Though I don't understand exactly what you're asking, I'll try to answer. Facial animations in the pipeline originate from video face capture, and that data is passed to UE5, where it is normalized onto a static head model, fed up into the AI layers, and then reconstituted as an animated face. I can absolutely go straight from film to the AI layer, but the lack of absolute continuity and the need to retrain a new AI for each clip makes that a very unreliable option vs the way I'm doing it. I can still get away with a cheap shot here and there, but for actual pro caliber results, I need a level of stability that can't be achieved by one off tactics.

The aspect of the whole tech chain the speeds things up so fast is not one specific technology. It's the process I created from the chain of technologies.

I'll try to explain very briefly. It has always been the plan to make all assets modular as drop in alpha layers. SP final assets are organized into pools of sets, characters, effects, skies, weather etc, and grouped by camera angle, fov, movement (such as pan left slowly), and a few others. This means that if I have a scene where a character stands on a cliff overlooking a valley, I can film 5 versions of what's in that valley, using an exact copy of the original camera track. Beyond that point, I can drag and drop valleys into the scene, or characters, or cliffs, etc, and they will all mesh perfectly in motion on the screen. This isn't really a technology, but rather a system built on the availability of new technologies.
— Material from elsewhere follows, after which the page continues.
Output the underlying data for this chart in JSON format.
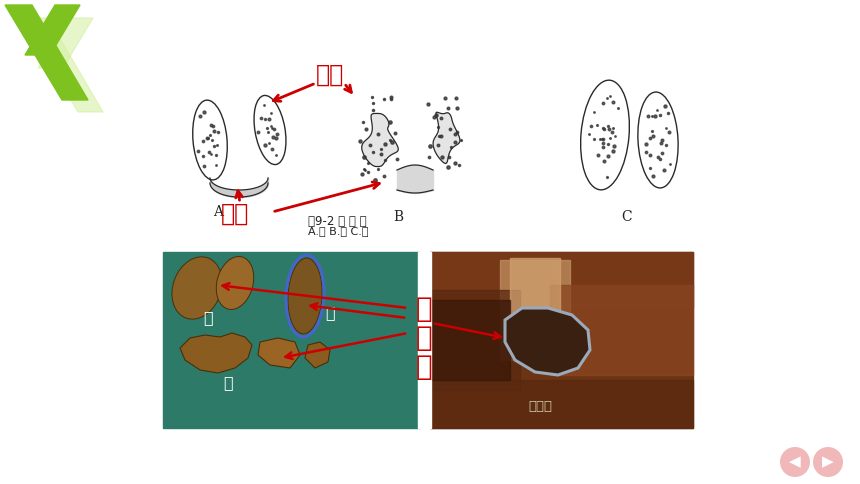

It should become clearer as people see more. The big takeaway is that once a difficult and time consuming process is done, it is permenantly stored, and does not need to be repeated. Combined with embedded scene compatability information, this means that once one man walks across one forest trail with path shape x, that work never has to be repeated, and any character could walk down that path or any compatible path forever with no additional labor. Same for many many aspects. So this is a process designed to snowball in speed, starting right now, at the connection milestone.

If you go back 2 years, you can actually find me talking about this exact stage that I just arrived at 4 days ago.

This is going to be a big deal when people understand the advantages of this method. It's crazy fast compared to the legacy method, like hundreds of times faster for a result that's very close. Right now I need to buy a 5090 card to get this up to full resolution (it's running at 1080p right now, because a 3090 can't handle this pipeline, but after the system is applied, one could get the same results on a 150 dollar card, and that's when this will open up to other contributors in a big way, because right now you need 7 grand and a phd to work on this, and after I'm done you'll need a mouse and a laptop and that's it.

I'd also note that there is a very simple example of this concept working in the second video above. You see the dozens of cats? That's just one cat, made into one tiny SP style asset (Protagonist cat semi isometric walk towards camera left), and then I just copy pasted it 30 times and layered it over a plate. So it looks like I animated 30 cats, but this is just one animation of one cat done one time. Remember Scooby Doo walking down the hallway of the haunted castle? Same thing. They made one animation of that hallway, and used it in 100 episodes. You can see how useful this becomes once you can make a new hallway with a click or two, and keep all the other animations intact.

At the beginning of the idea, I did some research to see if anyone had used my method before, since it seemed so logical to me. It turns out that it had been used before, and was actually the foundational concept of the Hannah/Barbera corporation, who used it to great effect across decades, milling out huge amounts of inexpensive content that went into syndication across dozens of countries.